The study will determine the impact of the entry of the three power plants to the Luzon grid.
Therma Batangas’ combined cycle gas turbine power project will have three units, with the first generating 300 MW and the second and third producing 400 MW in Barangay Libjo, Batangas City.
Aboitiz Power Corp. senior vice president and chief operating officer of corporate business group Luis Miguel Aboitiz confirmed the natural gas power plant project.
He said the company was preparing ahead of time although the “timing is not necessarily good now.”
“Empty land. Nothing there yet. We are just getting permits,” the official said.
Parent Aboitiz Power Corp. has long expressed interest in building natural gas power plants, including liquefied natural gas, a few years ago but temporarily shelved the plan for economic reasons.

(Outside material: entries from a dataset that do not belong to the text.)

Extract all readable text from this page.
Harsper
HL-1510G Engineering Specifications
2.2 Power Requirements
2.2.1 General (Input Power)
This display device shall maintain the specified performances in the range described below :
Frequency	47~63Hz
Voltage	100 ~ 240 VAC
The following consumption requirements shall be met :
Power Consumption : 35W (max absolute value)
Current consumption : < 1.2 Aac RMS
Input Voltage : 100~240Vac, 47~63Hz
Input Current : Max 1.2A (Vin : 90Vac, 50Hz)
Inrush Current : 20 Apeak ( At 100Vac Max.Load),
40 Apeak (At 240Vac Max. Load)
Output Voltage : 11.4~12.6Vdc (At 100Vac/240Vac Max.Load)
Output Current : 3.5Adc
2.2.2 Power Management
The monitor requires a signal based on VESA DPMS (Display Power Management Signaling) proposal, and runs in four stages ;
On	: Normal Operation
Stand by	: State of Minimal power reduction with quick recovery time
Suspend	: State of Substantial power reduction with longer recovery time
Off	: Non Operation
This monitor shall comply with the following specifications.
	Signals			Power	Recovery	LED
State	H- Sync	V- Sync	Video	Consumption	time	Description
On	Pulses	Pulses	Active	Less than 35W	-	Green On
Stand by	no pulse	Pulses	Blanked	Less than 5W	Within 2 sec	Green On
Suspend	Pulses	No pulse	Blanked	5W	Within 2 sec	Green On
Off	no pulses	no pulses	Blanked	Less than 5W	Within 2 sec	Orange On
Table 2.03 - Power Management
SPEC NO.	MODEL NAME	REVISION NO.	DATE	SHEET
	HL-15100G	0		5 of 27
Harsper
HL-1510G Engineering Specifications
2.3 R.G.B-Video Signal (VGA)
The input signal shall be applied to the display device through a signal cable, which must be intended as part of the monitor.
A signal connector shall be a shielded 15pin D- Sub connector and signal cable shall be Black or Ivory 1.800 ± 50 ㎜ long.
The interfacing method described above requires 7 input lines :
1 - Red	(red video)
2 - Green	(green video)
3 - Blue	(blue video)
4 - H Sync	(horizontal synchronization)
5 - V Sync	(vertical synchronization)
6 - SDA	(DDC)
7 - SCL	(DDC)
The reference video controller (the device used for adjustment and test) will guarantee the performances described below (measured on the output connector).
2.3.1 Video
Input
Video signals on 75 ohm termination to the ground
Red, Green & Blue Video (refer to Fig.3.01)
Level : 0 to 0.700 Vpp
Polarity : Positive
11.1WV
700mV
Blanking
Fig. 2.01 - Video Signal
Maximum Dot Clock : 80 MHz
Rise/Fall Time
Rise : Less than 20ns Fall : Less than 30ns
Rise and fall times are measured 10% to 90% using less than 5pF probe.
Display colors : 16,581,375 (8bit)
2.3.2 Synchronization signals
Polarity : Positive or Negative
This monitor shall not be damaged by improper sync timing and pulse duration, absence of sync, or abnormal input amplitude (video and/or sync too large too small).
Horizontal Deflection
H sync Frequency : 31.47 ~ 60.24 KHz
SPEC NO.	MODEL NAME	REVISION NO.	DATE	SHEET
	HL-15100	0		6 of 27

Aboitiz Power was also waiting for the release of a natural gas policy from the government.
The power industry is preparing for the eventual depletion of the Malampaya gas project in northwest Palawan by 2024.
Aboitiz Power chief executive officer Erramon Aboitiz earlier urged the government to jump-start the construction of a liquefied natural gas terminal.
An LNG terminal is estimated to cost $1 billion based on industry estimates.
Aboitiz said that if government put up the LNG terminal, it meant the private sector could just purchase the fuel.
“Several groups in the power industry have been actually looking at LNG. We know that First Gen group is very big in LNG and Meralco is also looking at it but I believe all of us face the same problem, which is the cost of building a terminal of a certain size,” Aboitiz said.
“It’s massive, it’s something very difficult for one party to do that alone, maybe that’s something government should do,” he said.
“LNG makes sense from an economic point of view even if the cost of fuel is more expensive. It makes sense for peaking, mid merit operations so you will see that people will start building power plants to be able to supply that portion of the demand,” he said.